Oil well control incidents - root causes

There will always be potential oil well control problems, as long as there are drilling operations anywhere in the world. Most of these well control problems are as a result of some errors and can be eliminated, even though some are actually unavoidable. Since we know the consequences of failed well control are severe, efforts should be made to prevent some human errors which are the root causes of these incidents. These causes include:

  • Lack of knowledge and skills of rig personnel
  • Improper work practices
  • Lack of understanding of oil well control training
  • Lack of application of policies, procedures, and standards
  • Inadequate risk management

Organizations for building well-control culture

Planning for the control of the well throughout the entire life cycle is crucial for the proper management of resources.

An effective oil-well-control culture can be established within a company by requiring well control training of all rig workers, by assessing well control competence at the rigsite, and by supporting qualified personnel in carrying out safe well control practices during the drilling process. Such a culture also requires personnel involved in oil well control to commit to following the right procedures at the right time. Clearly communicated policies and procedures, credible training, competence assurance, and management support can minimize and mitigate well control incidents. An effective well control culture is built upon technically competent personnel who are also trained and skilled in crew resource management (a discipline within human factors), which comprises situation awareness, decision-making (problem-solving), communication, teamwork, and leadership. Training programs are developed and accredited by organizations such as the International Association of Drilling Contractors (IADC) and International Well Control Forum (IWCF).

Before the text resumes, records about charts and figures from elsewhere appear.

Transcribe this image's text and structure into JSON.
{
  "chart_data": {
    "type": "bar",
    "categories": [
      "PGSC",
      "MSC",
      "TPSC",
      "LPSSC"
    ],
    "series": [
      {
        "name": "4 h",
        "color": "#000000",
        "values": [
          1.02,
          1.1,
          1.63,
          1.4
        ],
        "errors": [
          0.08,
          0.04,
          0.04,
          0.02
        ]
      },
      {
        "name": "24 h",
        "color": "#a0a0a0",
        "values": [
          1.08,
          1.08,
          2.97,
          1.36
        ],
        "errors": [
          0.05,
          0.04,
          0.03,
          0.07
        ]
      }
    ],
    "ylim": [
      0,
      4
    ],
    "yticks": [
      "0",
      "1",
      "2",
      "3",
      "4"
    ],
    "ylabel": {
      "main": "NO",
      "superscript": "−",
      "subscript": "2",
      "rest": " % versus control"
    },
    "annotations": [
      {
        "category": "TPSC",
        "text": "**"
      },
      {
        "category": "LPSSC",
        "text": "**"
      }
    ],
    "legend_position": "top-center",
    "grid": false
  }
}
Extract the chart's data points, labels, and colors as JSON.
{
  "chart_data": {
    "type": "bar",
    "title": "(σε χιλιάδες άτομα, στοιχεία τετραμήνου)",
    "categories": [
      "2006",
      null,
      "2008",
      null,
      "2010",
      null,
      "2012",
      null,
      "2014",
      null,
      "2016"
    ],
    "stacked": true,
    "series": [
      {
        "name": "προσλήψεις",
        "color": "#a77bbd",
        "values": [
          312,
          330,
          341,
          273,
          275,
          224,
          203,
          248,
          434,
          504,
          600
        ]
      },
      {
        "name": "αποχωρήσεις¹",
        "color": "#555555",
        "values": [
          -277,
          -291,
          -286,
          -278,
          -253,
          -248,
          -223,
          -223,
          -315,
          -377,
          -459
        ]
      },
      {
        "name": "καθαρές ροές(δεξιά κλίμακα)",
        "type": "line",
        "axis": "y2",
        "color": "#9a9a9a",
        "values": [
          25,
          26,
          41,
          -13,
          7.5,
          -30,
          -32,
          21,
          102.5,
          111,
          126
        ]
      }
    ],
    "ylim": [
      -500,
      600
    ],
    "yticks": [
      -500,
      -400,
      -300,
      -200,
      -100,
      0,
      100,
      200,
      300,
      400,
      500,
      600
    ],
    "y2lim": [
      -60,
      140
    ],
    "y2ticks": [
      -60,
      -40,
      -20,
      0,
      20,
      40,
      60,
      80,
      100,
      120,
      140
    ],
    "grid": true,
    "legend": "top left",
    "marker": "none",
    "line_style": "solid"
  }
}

IADC, headquartered in Houston, TX, is a nonprofit industry association that accredits well control training through a program called WellSharp, which is aimed at providing the necessary knowledge and practical skills critical to successful well control. This training comprises drilling and well servicing activities, as well as course levels applicable to everyone involved in supporting or conducting drilling operations—from the office support staff to the floorhands and drillers and up to the most-experienced supervisory personnel. Training such as those included in the WellSharp program and the courses offered by IWCF contribute to the competence of personnel, but true competence can be assessed only at the jobsite during operations. Therefore, IADC also accredits industry competence assurance programs to help ensure quality and consistency of the competence assurance process for drilling operations. IADC has regional offices all over the world and accredits companies worldwide. IWCF is an NGO, headquartered in Europe, whose main aim is to develop and administer well-control certification programs for personnel employed in oil-well drilling and for workover and well-intervention operations.